Mme. de la Vireville could not reply. She had hidden her face in her hands, and the tears were trickling through them. The little old man, holding the golden flower in his fingers, stood and looked at her with a great pity in his eyes.

* * * * *

Suddenly, however, something else came into them--a gleam of recollection. He looked half doubtfully upon the weeping woman before him, compressed his lips, then appeared to make up his mind.

"My daughter," he said, "it has only just come back to my memory, strangely enough, that one night . . . now this, I fear, really is betraying an involuntary confidence, but for your sake I am going to do it . . . one night I heard your son murmuring to himself a name which can only have been a woman's. But perhaps, again, it was _hers_. . . ."

Mme. de la Vireville raised her tear-stained face from her hands. "What was the name, Monseigneur?"

"'Raymonde,'" said the Bishop.

It was no coup manqué this time. The little mother gazed at him thunderstruck, amazement, incredulity, and something that might almost have been a strangled joy chasing each other over her fragile countenance.

"'Raymonde'?" she repeated. "I . . . it cannot be . . . I know no one of that name!"

"But evidently your son does, Madame," suggested His Grandeur, unable to restrain the phantom of a smile. "It was the only time I ever heard him mention it. He seemed to be beseeching this 'Raymonde' to come to him."

Mme. de la Vireville had no words. Nor had she tears now; her astonishment had dried them. She stared at Monseigneur, who stood there with the bright aconite flower in his pale old hands, which were folded across the purple sash showing between the folds of his cloak, and she said nothing.
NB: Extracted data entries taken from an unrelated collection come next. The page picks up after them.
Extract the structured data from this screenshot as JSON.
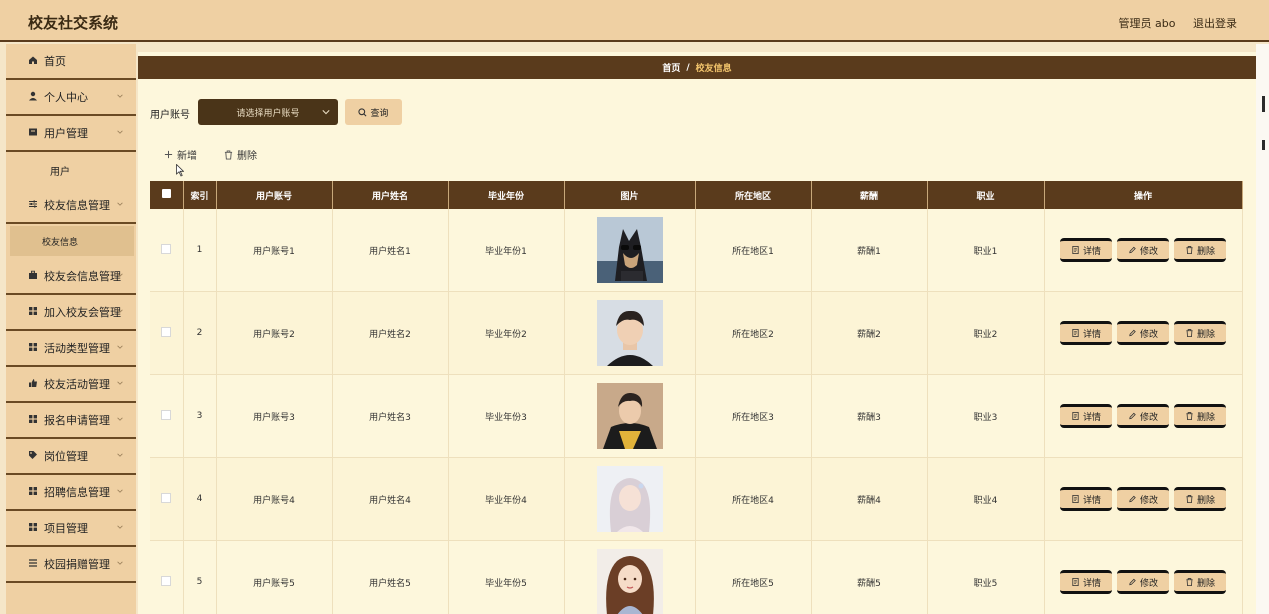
{
  "header": {
    "title": "校友社交系统",
    "user": "管理员 abo",
    "logout": "退出登录"
  },
  "sidebar": {
    "items": [
      {
        "label": "首页",
        "icon": "home-icon"
      },
      {
        "label": "个人中心",
        "icon": "user-icon"
      },
      {
        "label": "用户管理",
        "icon": "box-icon"
      },
      {
        "label": "用户",
        "sub": true
      },
      {
        "label": "校友信息管理",
        "icon": "sliders-icon"
      },
      {
        "label": "校友信息",
        "sub": true,
        "active": true
      },
      {
        "label": "校友会信息管理",
        "icon": "briefcase-icon"
      },
      {
        "label": "加入校友会管理",
        "icon": "grid-icon"
      },
      {
        "label": "活动类型管理",
        "icon": "grid-icon"
      },
      {
        "label": "校友活动管理",
        "icon": "thumb-icon"
      },
      {
        "label": "报名申请管理",
        "icon": "grid-icon"
      },
      {
        "label": "岗位管理",
        "icon": "tag-icon"
      },
      {
        "label": "招聘信息管理",
        "icon": "grid-icon"
      },
      {
        "label": "项目管理",
        "icon": "grid-icon"
      },
      {
        "label": "校园捐赠管理",
        "icon": "list-icon"
      }
    ]
  },
  "breadcrumb": {
    "home": "首页",
    "sep": "/",
    "current": "校友信息"
  },
  "search": {
    "label": "用户账号",
    "placeholder": "请选择用户账号",
    "button": "查询"
  },
  "toolbar": {
    "add": "新增",
    "delete": "删除"
  },
  "table": {
    "columns": [
      "索引",
      "用户账号",
      "用户姓名",
      "毕业年份",
      "图片",
      "所在地区",
      "薪酬",
      "职业",
      "操作"
    ],
    "rows": [
      {
        "index": "1",
        "account": "用户账号1",
        "name": "用户姓名1",
        "year": "毕业年份1",
        "photo": "dog-with-sunglasses",
        "region": "所在地区1",
        "salary": "薪酬1",
        "job": "职业1"
      },
      {
        "index": "2",
        "account": "用户账号2",
        "name": "用户姓名2",
        "year": "毕业年份2",
        "photo": "young-man-black-shirt",
        "region": "所在地区2",
        "salary": "薪酬2",
        "job": "职业2"
      },
      {
        "index": "3",
        "account": "用户账号3",
        "name": "用户姓名3",
        "year": "毕业年份3",
        "photo": "young-man-yellow-jacket",
        "region": "所在地区3",
        "salary": "薪酬3",
        "job": "职业3"
      },
      {
        "index": "4",
        "account": "用户账号4",
        "name": "用户姓名4",
        "year": "毕业年份4",
        "photo": "girl-light-hair",
        "region": "所在地区4",
        "salary": "薪酬4",
        "job": "职业4"
      },
      {
        "index": "5",
        "account": "用户账号5",
        "name": "用户姓名5",
        "year": "毕业年份5",
        "photo": "illustrated-woman",
        "region": "所在地区5",
        "salary": "薪酬5",
        "job": "职业5"
      }
    ],
    "actions": {
      "detail": "详情",
      "edit": "修改",
      "delete": "删除"
    }
  },
  "colors": {
    "accent": "#5a3b1c",
    "panel": "#efd0a3",
    "content": "#fdf7dc",
    "highlight": "#f1c36b"
  }
}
"Your experience of the world, my daughter," went on the Bishop, "must have taught you that even the most devoted son does not always confide everything to his mother. In this case, doubtless, the time was not ripe."

The time, however, did seem to him ripe to leave this mother to reflect on the information that he had just given her, and, the sound of a clock striking noon issuing most appositely at this moment from the house, he seized the opportunity to add:

"If you will excuse me, Madame, for a few moments? I must say my office."
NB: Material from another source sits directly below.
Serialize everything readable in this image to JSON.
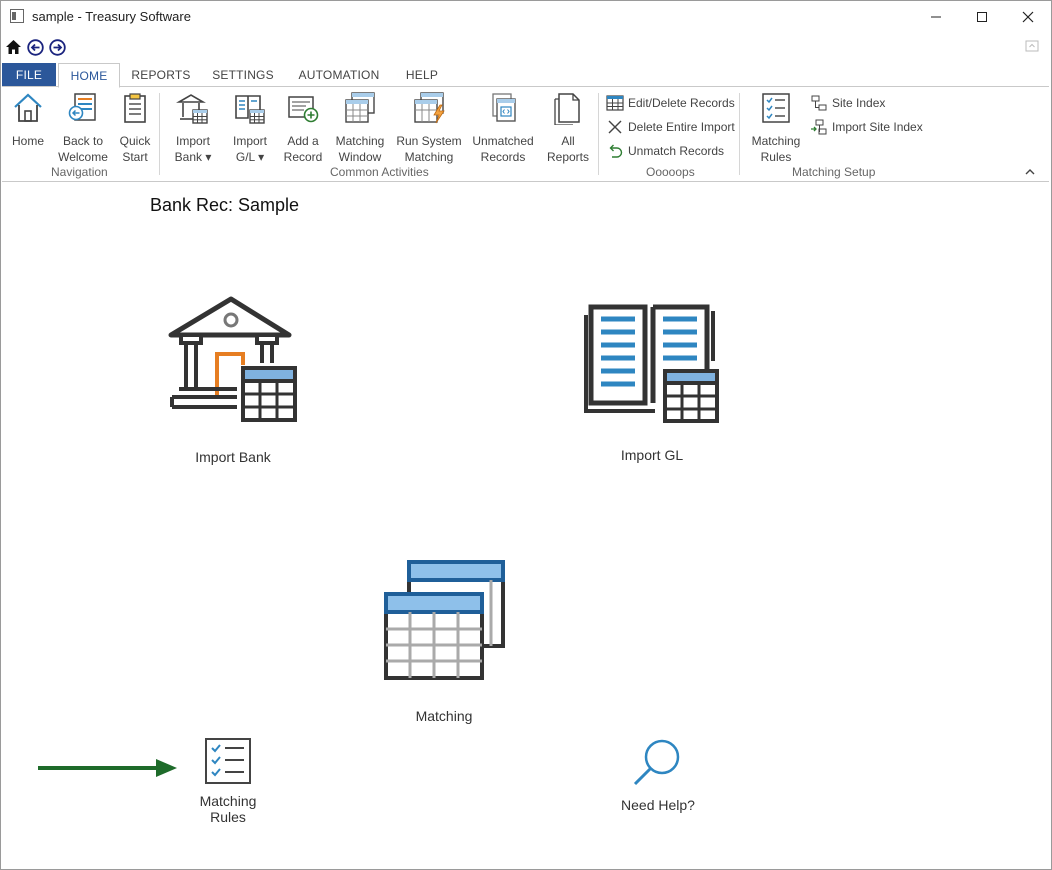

And pulling out his shabby breviary he went off down the path in a manner more than diplomatic, for he had said Sext before ever Mme. de la Vireville came into the garden. However, one can always get ahead with advantage.

But when a conviction of ten years' growth--one, moreover, which you have just been stoutly affirming with your own lips--is as suddenly felled as was Mme. de la Vireville's about her son, it is natural to find its collapse somewhat devastating. Fortuné's mother, hardly aware that Monseigneur had left her, stood beside the snowdrops, certainly more engrossed than was Monseigneur himself at the other end of the path--and the antiphon to _her_ Hours was a name she had never heard before.